Ever-present eco-straight talkers Ted Nordhaus and Michael Shellenberger, whose important essay on "The Death of Environmentalism" (PDF) and subsequent full-length book, Break Through (not to mention a summer Democracy Journal article titled "Scrap Kyoto"), have ruffled more than a few feathers within the green coalition, are at it again in today's Los Angeles Times. Their piece tries to answer a question that's been irritating me for the last few months: Why, as they put it, has the "green bubble" burst? Democrats are trusted more than Republicans to deal with environmental issues. Record gas prices should have nudged millions into their political coalition. Yet, say the duo, the left has "serially overestimated their strength and misread public opinion." Their summary of the spring and summer:
While liberals and environmentalists were congratulating themselves on the triumph of climate science over fossil-fuel-funded ignorance, planning inauguration parties and writing legislation for the next Democratic president and Congress, gas prices became the second-highest concern after the economy, according to Gallup.

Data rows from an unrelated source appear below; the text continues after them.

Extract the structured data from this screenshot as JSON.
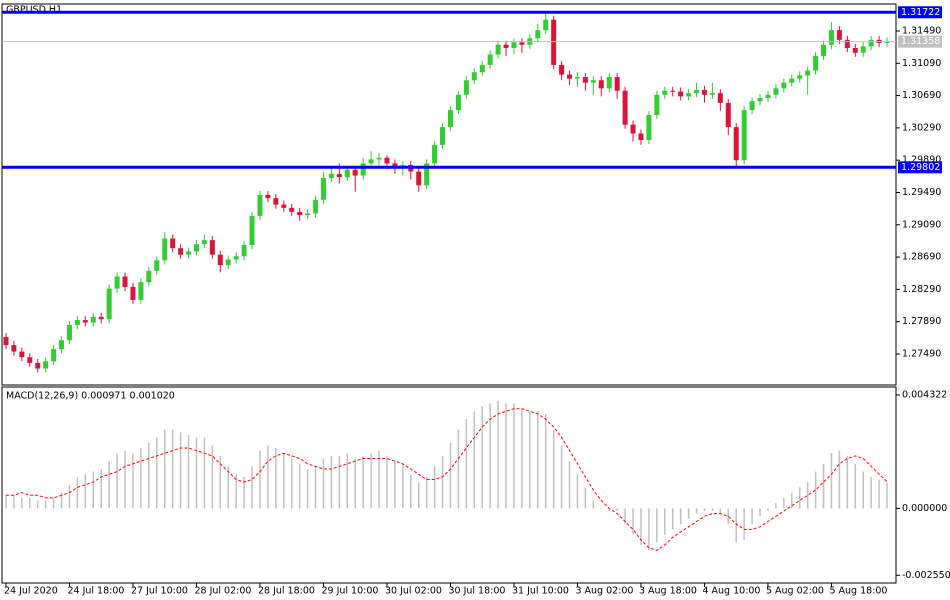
{
  "chart_data": [
    {
      "type": "candlestick",
      "title": "GBPUSD,H1",
      "up_color": "#32cd32",
      "down_color": "#dc143c",
      "open": [
        1.277,
        1.276,
        1.2752,
        1.2745,
        1.2738,
        1.2731,
        1.274,
        1.2755,
        1.2766,
        1.2785,
        1.2791,
        1.2788,
        1.2795,
        1.2792,
        1.283,
        1.2845,
        1.2832,
        1.2816,
        1.2838,
        1.2852,
        1.2865,
        1.2892,
        1.288,
        1.2872,
        1.2876,
        1.2885,
        1.289,
        1.2872,
        1.2859,
        1.2866,
        1.287,
        1.2884,
        1.292,
        1.2946,
        1.2942,
        1.2934,
        1.293,
        1.2925,
        1.2921,
        1.2923,
        1.294,
        1.2967,
        1.2972,
        1.2968,
        1.2977,
        1.297,
        1.2985,
        1.299,
        1.2992,
        1.2985,
        1.298,
        1.2983,
        1.2975,
        1.2958,
        1.2985,
        1.3008,
        1.303,
        1.3051,
        1.307,
        1.3088,
        1.3098,
        1.3107,
        1.312,
        1.3132,
        1.3128,
        1.3135,
        1.3132,
        1.314,
        1.315,
        1.3163,
        1.3107,
        1.3095,
        1.309,
        1.3092,
        1.3085,
        1.3088,
        1.3078,
        1.3092,
        1.3075,
        1.3033,
        1.3022,
        1.3014,
        1.3045,
        1.307,
        1.3075,
        1.3074,
        1.3068,
        1.3072,
        1.3076,
        1.307,
        1.3072,
        1.306,
        1.303,
        1.2989,
        1.3051,
        1.3062,
        1.3066,
        1.307,
        1.3078,
        1.3085,
        1.309,
        1.3094,
        1.31,
        1.3118,
        1.3132,
        1.315,
        1.3138,
        1.3128,
        1.3122,
        1.313,
        1.3138,
        1.3134
      ],
      "high": [
        1.2775,
        1.2765,
        1.2757,
        1.275,
        1.2743,
        1.2745,
        1.276,
        1.2771,
        1.279,
        1.2796,
        1.2796,
        1.28,
        1.28,
        1.2835,
        1.285,
        1.285,
        1.2837,
        1.2843,
        1.2857,
        1.287,
        1.29,
        1.2897,
        1.2885,
        1.2881,
        1.289,
        1.2897,
        1.2895,
        1.2877,
        1.2871,
        1.2875,
        1.2889,
        1.2925,
        1.2951,
        1.2951,
        1.2947,
        1.2939,
        1.2935,
        1.293,
        1.2928,
        1.2945,
        1.2975,
        1.298,
        1.2985,
        1.2982,
        1.2982,
        1.2992,
        1.3,
        1.2998,
        1.2995,
        1.299,
        1.2988,
        1.2988,
        1.298,
        1.299,
        1.3013,
        1.3035,
        1.3056,
        1.3075,
        1.3093,
        1.3103,
        1.3112,
        1.3125,
        1.3137,
        1.3137,
        1.314,
        1.314,
        1.3145,
        1.3158,
        1.3172,
        1.3168,
        1.3112,
        1.31,
        1.3098,
        1.3097,
        1.3093,
        1.3093,
        1.3097,
        1.3097,
        1.308,
        1.3038,
        1.3027,
        1.305,
        1.3075,
        1.308,
        1.308,
        1.3079,
        1.3077,
        1.3085,
        1.3081,
        1.3085,
        1.3077,
        1.3065,
        1.3035,
        1.3056,
        1.3067,
        1.3071,
        1.3075,
        1.3083,
        1.309,
        1.3095,
        1.3099,
        1.3105,
        1.3123,
        1.3137,
        1.316,
        1.3155,
        1.3143,
        1.3133,
        1.3135,
        1.3143,
        1.3143,
        1.3141
      ],
      "low": [
        1.2755,
        1.2747,
        1.274,
        1.2733,
        1.2726,
        1.2726,
        1.2735,
        1.275,
        1.2761,
        1.278,
        1.2783,
        1.2783,
        1.2787,
        1.2787,
        1.2825,
        1.2827,
        1.2811,
        1.2811,
        1.2833,
        1.2847,
        1.286,
        1.2875,
        1.2867,
        1.2867,
        1.2871,
        1.288,
        1.2867,
        1.285,
        1.2854,
        1.2861,
        1.2865,
        1.2879,
        1.2915,
        1.2937,
        1.2929,
        1.2925,
        1.292,
        1.2914,
        1.2916,
        1.2918,
        1.2935,
        1.2962,
        1.296,
        1.2963,
        1.295,
        1.2965,
        1.298,
        1.2982,
        1.2978,
        1.2972,
        1.297,
        1.2965,
        1.295,
        1.2953,
        1.298,
        1.3003,
        1.3025,
        1.3046,
        1.3065,
        1.3083,
        1.3093,
        1.3102,
        1.3115,
        1.3118,
        1.312,
        1.3122,
        1.3127,
        1.3135,
        1.3145,
        1.3102,
        1.3088,
        1.3082,
        1.308,
        1.3075,
        1.307,
        1.3068,
        1.3073,
        1.3065,
        1.3028,
        1.3012,
        1.3008,
        1.3009,
        1.304,
        1.3065,
        1.3068,
        1.3063,
        1.3063,
        1.3067,
        1.306,
        1.3065,
        1.305,
        1.302,
        1.298,
        1.2984,
        1.3046,
        1.3057,
        1.3061,
        1.3065,
        1.3073,
        1.308,
        1.3085,
        1.307,
        1.3095,
        1.3113,
        1.3127,
        1.3133,
        1.3123,
        1.3117,
        1.3117,
        1.3125,
        1.3129,
        1.3129
      ],
      "close": [
        1.276,
        1.2752,
        1.2745,
        1.2738,
        1.2731,
        1.274,
        1.2755,
        1.2766,
        1.2785,
        1.2791,
        1.2788,
        1.2795,
        1.2792,
        1.283,
        1.2845,
        1.2832,
        1.2816,
        1.2838,
        1.2852,
        1.2865,
        1.2892,
        1.288,
        1.2872,
        1.2876,
        1.2885,
        1.289,
        1.2872,
        1.2859,
        1.2866,
        1.287,
        1.2884,
        1.292,
        1.2946,
        1.2942,
        1.2934,
        1.293,
        1.2925,
        1.2921,
        1.2923,
        1.294,
        1.2967,
        1.2972,
        1.2968,
        1.2977,
        1.297,
        1.2985,
        1.299,
        1.2992,
        1.2985,
        1.298,
        1.2983,
        1.2975,
        1.2958,
        1.2985,
        1.3008,
        1.303,
        1.3051,
        1.307,
        1.3088,
        1.3098,
        1.3107,
        1.312,
        1.3132,
        1.3128,
        1.3135,
        1.3132,
        1.314,
        1.315,
        1.3163,
        1.3107,
        1.3095,
        1.309,
        1.3092,
        1.3085,
        1.3088,
        1.3078,
        1.3092,
        1.3075,
        1.3033,
        1.3022,
        1.3014,
        1.3045,
        1.307,
        1.3075,
        1.3074,
        1.3068,
        1.3072,
        1.3076,
        1.307,
        1.3072,
        1.306,
        1.303,
        1.2989,
        1.3051,
        1.3062,
        1.3066,
        1.307,
        1.3078,
        1.3085,
        1.309,
        1.3094,
        1.31,
        1.3118,
        1.3132,
        1.315,
        1.3138,
        1.3128,
        1.3122,
        1.313,
        1.3138,
        1.3134,
        1.3136
      ],
      "ylim": [
        1.27106,
        1.31812
      ],
      "yticks": [
        {
          "value": 1.2749,
          "label": "1.27490"
        },
        {
          "value": 1.2789,
          "label": "1.27890"
        },
        {
          "value": 1.2829,
          "label": "1.28290"
        },
        {
          "value": 1.2869,
          "label": "1.28690"
        },
        {
          "value": 1.2909,
          "label": "1.29090"
        },
        {
          "value": 1.2949,
          "label": "1.29490"
        },
        {
          "value": 1.2989,
          "label": "1.29890"
        },
        {
          "value": 1.3029,
          "label": "1.30290"
        },
        {
          "value": 1.3069,
          "label": "1.30690"
        },
        {
          "value": 1.3109,
          "label": "1.31090"
        },
        {
          "value": 1.3149,
          "label": "1.31490"
        }
      ],
      "hlines": [
        {
          "value": 1.31358,
          "label": "1.31358",
          "color": "#c0c0c0"
        },
        {
          "value": 1.31722,
          "label": "1.31722",
          "color": "#0000ff"
        },
        {
          "value": 1.29802,
          "label": "1.29802",
          "color": "#0000ff"
        }
      ]
    },
    {
      "type": "macd",
      "title": "MACD(12,26,9) 0.000971 0.001020",
      "categories": [
        "24 Jul 2020",
        null,
        null,
        null,
        null,
        null,
        null,
        null,
        "24 Jul 18:00",
        null,
        null,
        null,
        null,
        null,
        null,
        null,
        "27 Jul 10:00",
        null,
        null,
        null,
        null,
        null,
        null,
        null,
        "28 Jul 02:00",
        null,
        null,
        null,
        null,
        null,
        null,
        null,
        "28 Jul 18:00",
        null,
        null,
        null,
        null,
        null,
        null,
        null,
        "29 Jul 10:00",
        null,
        null,
        null,
        null,
        null,
        null,
        null,
        "30 Jul 02:00",
        null,
        null,
        null,
        null,
        null,
        null,
        null,
        "30 Jul 18:00",
        null,
        null,
        null,
        null,
        null,
        null,
        null,
        "31 Jul 10:00",
        null,
        null,
        null,
        null,
        null,
        null,
        null,
        "3 Aug 02:00",
        null,
        null,
        null,
        null,
        null,
        null,
        null,
        "3 Aug 18:00",
        null,
        null,
        null,
        null,
        null,
        null,
        null,
        "4 Aug 10:00",
        null,
        null,
        null,
        null,
        null,
        null,
        null,
        "5 Aug 02:00",
        null,
        null,
        null,
        null,
        null,
        null,
        null,
        "5 Aug 18:00",
        null,
        null,
        null,
        null,
        null,
        null,
        null
      ],
      "histogram": {
        "color": "#c0c0c0",
        "values": [
          0.0005,
          0.0005,
          0.0004,
          0.0004,
          0.0003,
          0.0003,
          0.0004,
          0.0006,
          0.0009,
          0.0012,
          0.0013,
          0.0014,
          0.0015,
          0.0018,
          0.0021,
          0.0022,
          0.0021,
          0.0023,
          0.0025,
          0.0027,
          0.003,
          0.003,
          0.0029,
          0.0028,
          0.0027,
          0.0027,
          0.0024,
          0.002,
          0.0016,
          0.0013,
          0.0012,
          0.0016,
          0.0022,
          0.0024,
          0.0023,
          0.0021,
          0.0019,
          0.0017,
          0.0015,
          0.0016,
          0.0019,
          0.002,
          0.002,
          0.0021,
          0.0019,
          0.002,
          0.0021,
          0.0022,
          0.002,
          0.0018,
          0.0017,
          0.0013,
          0.001,
          0.0012,
          0.0016,
          0.002,
          0.0025,
          0.003,
          0.0034,
          0.0037,
          0.0039,
          0.004,
          0.0041,
          0.004,
          0.004,
          0.0038,
          0.0037,
          0.0037,
          0.0036,
          0.003,
          0.0024,
          0.0018,
          0.0013,
          0.0008,
          0.0003,
          0.0,
          -0.0001,
          -0.0001,
          -0.0006,
          -0.001,
          -0.0014,
          -0.0016,
          -0.0013,
          -0.001,
          -0.0008,
          -0.0006,
          -0.0004,
          -0.0002,
          -0.0001,
          -0.0001,
          -0.0002,
          -0.0006,
          -0.0013,
          -0.0012,
          -0.0006,
          -0.0003,
          -0.0001,
          0.0002,
          0.0004,
          0.0006,
          0.0008,
          0.001,
          0.0014,
          0.0017,
          0.0021,
          0.0022,
          0.002,
          0.0017,
          0.0014,
          0.0012,
          0.0011,
          0.000971
        ]
      },
      "signal": {
        "color": "#ff0000",
        "values": [
          0.0005,
          0.0005,
          0.0006,
          0.0005,
          0.0005,
          0.0004,
          0.0004,
          0.0005,
          0.0006,
          0.0008,
          0.0009,
          0.001,
          0.0012,
          0.0013,
          0.0014,
          0.0016,
          0.0017,
          0.0018,
          0.0019,
          0.002,
          0.0021,
          0.0022,
          0.0023,
          0.0023,
          0.0022,
          0.0021,
          0.002,
          0.0017,
          0.0014,
          0.0011,
          0.001,
          0.0011,
          0.0014,
          0.0018,
          0.002,
          0.0021,
          0.002,
          0.0019,
          0.0017,
          0.0016,
          0.0015,
          0.0015,
          0.0016,
          0.0017,
          0.0018,
          0.0019,
          0.0019,
          0.0019,
          0.0019,
          0.0018,
          0.0017,
          0.0015,
          0.0013,
          0.0011,
          0.0011,
          0.0012,
          0.0015,
          0.0019,
          0.0023,
          0.0027,
          0.0031,
          0.0034,
          0.0036,
          0.0037,
          0.0038,
          0.0038,
          0.0037,
          0.0036,
          0.0034,
          0.0031,
          0.0027,
          0.0022,
          0.0017,
          0.0012,
          0.0007,
          0.0003,
          0.0,
          -0.0002,
          -0.0005,
          -0.0008,
          -0.0012,
          -0.0015,
          -0.0016,
          -0.0014,
          -0.0011,
          -0.0009,
          -0.0007,
          -0.0005,
          -0.0003,
          -0.0002,
          -0.0002,
          -0.0003,
          -0.0006,
          -0.0008,
          -0.0008,
          -0.0007,
          -0.0005,
          -0.0003,
          -0.0001,
          0.0001,
          0.0003,
          0.0005,
          0.0007,
          0.001,
          0.0013,
          0.0017,
          0.0019,
          0.002,
          0.0019,
          0.0016,
          0.0013,
          0.00102
        ]
      },
      "ylim": [
        -0.002843,
        0.004587
      ],
      "yticks": [
        {
          "value": 0.004322,
          "label": "0.004322"
        },
        {
          "value": 0,
          "label": "0.000000"
        },
        {
          "value": -0.00255,
          "label": "-0.002550"
        }
      ]
    }
  ]
}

This summer, elite opinion ran headlong into American popular opinion. The train wreck happened in the Senate and went by the name of the Climate Security Act. That bill to cap U.S. greenhouse gas emissions would have, by all accounts (even the authors'), increased gasoline and energy prices. Despite clear evidence that energy-price anxiety was rising, Democrats brought the bill to the Senate floor in June when gas prices were well over $4 a gallon in most of the country. Republicans were all too happy to join that fight.
Indeed, they so relished the opportunity to accuse Democrats of raising gasoline prices in the midst of an energy crisis, they insisted that the 500-page bill be read into the Senate record in its entirety in order to prolong the debate. Within days, Senate Democrats started jumping ship. Democratic leaders finally killed the debate to avert an embarrassing defeat, but by then they had handed Republicans a powerful political club.

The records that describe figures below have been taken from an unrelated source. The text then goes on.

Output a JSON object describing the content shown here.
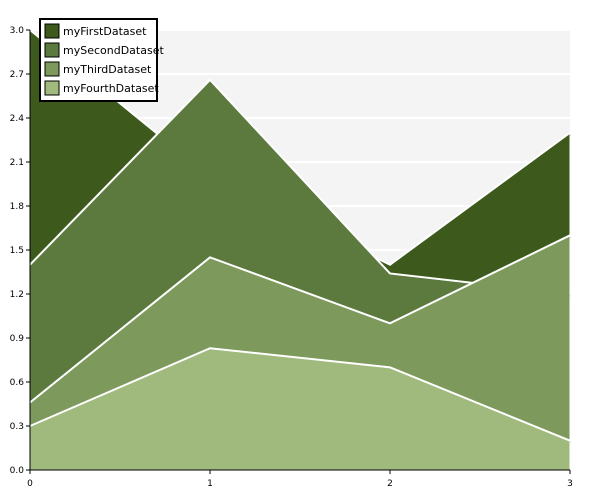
{
  "chart_data": {
    "type": "area",
    "x": [
      0,
      1,
      2,
      3
    ],
    "xticks": [
      "0",
      "1",
      "2",
      "3"
    ],
    "ylim": [
      0,
      3.0
    ],
    "yticks": [
      "0.0",
      "0.3",
      "0.6",
      "0.9",
      "1.2",
      "1.5",
      "1.8",
      "2.1",
      "2.4",
      "2.7",
      "3.0"
    ],
    "grid": true,
    "legend_position": "top-left",
    "series": [
      {
        "name": "myFirstDataset",
        "values": [
          3.0,
          2.0,
          1.4,
          2.3
        ],
        "color": "#3d5a1c"
      },
      {
        "name": "mySecondDataset",
        "values": [
          1.4,
          2.66,
          1.34,
          1.2
        ],
        "color": "#5c7a3e"
      },
      {
        "name": "myThirdDataset",
        "values": [
          0.46,
          1.45,
          1.0,
          1.6
        ],
        "color": "#7d9a5c"
      },
      {
        "name": "myFourthDataset",
        "values": [
          0.3,
          0.83,
          0.7,
          0.2
        ],
        "color": "#9fba7c"
      }
    ],
    "plot_background": "#f4f4f4",
    "grid_color": "#ffffff",
    "series_outline_color": "#ffffff"
  }
}
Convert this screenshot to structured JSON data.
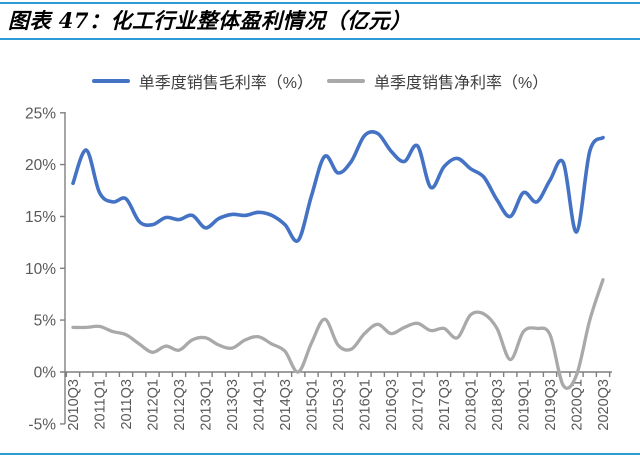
{
  "header": {
    "title": "图表 47：化工行业整体盈利情况（亿元）"
  },
  "accent_rule_color": "#2e9bd6",
  "legend": {
    "items": [
      {
        "label": "单季度销售毛利率（%）",
        "color": "#4472c4"
      },
      {
        "label": "单季度销售净利率（%）",
        "color": "#a9a9a9"
      }
    ]
  },
  "chart_data": {
    "type": "line",
    "title": "化工行业整体盈利情况（亿元）",
    "smoothed": true,
    "grid": "none",
    "legend_position": "top",
    "xlabel": "",
    "ylabel": "",
    "ylim": [
      -5,
      25
    ],
    "y_tick_values": [
      25,
      20,
      15,
      10,
      5,
      0,
      -5
    ],
    "y_tick_labels": [
      "25%",
      "20%",
      "15%",
      "10%",
      "5%",
      "0%",
      "-5%"
    ],
    "x_tick_step": 2,
    "x_labels_rotation_deg": 90,
    "categories": [
      "2010Q3",
      "2010Q4",
      "2011Q1",
      "2011Q2",
      "2011Q3",
      "2011Q4",
      "2012Q1",
      "2012Q2",
      "2012Q3",
      "2012Q4",
      "2013Q1",
      "2013Q2",
      "2013Q3",
      "2013Q4",
      "2014Q1",
      "2014Q2",
      "2014Q3",
      "2014Q4",
      "2015Q1",
      "2015Q2",
      "2015Q3",
      "2015Q4",
      "2016Q1",
      "2016Q2",
      "2016Q3",
      "2016Q4",
      "2017Q1",
      "2017Q2",
      "2017Q3",
      "2017Q4",
      "2018Q1",
      "2018Q2",
      "2018Q3",
      "2018Q4",
      "2019Q1",
      "2019Q2",
      "2019Q3",
      "2019Q4",
      "2020Q1",
      "2020Q2",
      "2020Q3"
    ],
    "axis_color": "#7f7f7f",
    "tick_label_color": "#595959",
    "series": [
      {
        "name": "单季度销售毛利率（%）",
        "color": "#4472c4",
        "stroke_width": 3.6,
        "values": [
          18.2,
          21.4,
          17.3,
          16.4,
          16.7,
          14.5,
          14.2,
          14.9,
          14.7,
          15.1,
          13.9,
          14.8,
          15.2,
          15.1,
          15.4,
          15.1,
          14.2,
          12.7,
          17.0,
          20.8,
          19.2,
          20.3,
          22.8,
          23.0,
          21.3,
          20.3,
          21.8,
          17.8,
          19.8,
          20.6,
          19.6,
          18.8,
          16.6,
          15.0,
          17.3,
          16.4,
          18.5,
          20.2,
          13.5,
          21.3,
          22.6
        ]
      },
      {
        "name": "单季度销售净利率（%）",
        "color": "#a9a9a9",
        "stroke_width": 3.3,
        "values": [
          4.3,
          4.3,
          4.4,
          3.9,
          3.6,
          2.7,
          1.9,
          2.5,
          2.1,
          3.1,
          3.3,
          2.6,
          2.3,
          3.1,
          3.4,
          2.7,
          2.0,
          0.0,
          2.8,
          5.1,
          2.6,
          2.2,
          3.7,
          4.6,
          3.7,
          4.3,
          4.7,
          4.0,
          4.2,
          3.3,
          5.5,
          5.6,
          4.2,
          1.2,
          3.9,
          4.2,
          3.6,
          -1.3,
          -0.3,
          5.0,
          8.9
        ]
      }
    ]
  }
}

I don't disagree that the Republicans have been bludgeoing Democrats with that very club all summer (though, as I've written, public opinion is pretty mercurial; support for offshore drilling tends to rise and fall with the price of gasoline). But Nordhaus and Shellenberger create equivalencies between the energy debate and the state of "environmentalism" at large. They pretend that liberal greens in Congress are crowing over converts—which reads like pure strawmanship, as this summer has brought, if anything, bipartisan aggression on energy (and not from Congress).
They are absolutely right, as they first wrote in 2004, that "public support for action on global warming is wide [but] it is frighteningly shallow." And that in 2008, a potential for backlash exists. Because it's not clear to me that the public really cares about "global warming;" it's more likely that the anxiety of $4/gallon gasoline can be filed under broader concerns about home finances (hence the continued Democratic advantage), or a vague "dependence on foreign oil"—not the concentration of greenhouse gasses in the air that the Climate Security Act (aka Lieberman-Warner) primarily sought to address. Frankly, most Americans have probably spent the summer humming: "I want global warming to go away and gas prices to go down so help me Congress la la la."
So there really is a need for better messaging on the economics of going green. But the authors depict the drilling fight as the overwhelming metric with which to judge environmental progress in 2008. This is wrong-headed. In fact, I've argued that the derided June bill, which won 48 votes in the Senate, was clearly a two steps forward, one step back situation, and a good step forward at that. Not the kind of "progress" we've seen with the failure of this week's financial rescue bill (greens probably didn't want the neutered Lieberman-Warner to pass). But a serious down payment on future regulatory and subsidy "asks," that was itself a show of improvement on the McCain-Lieberman bill of 2003.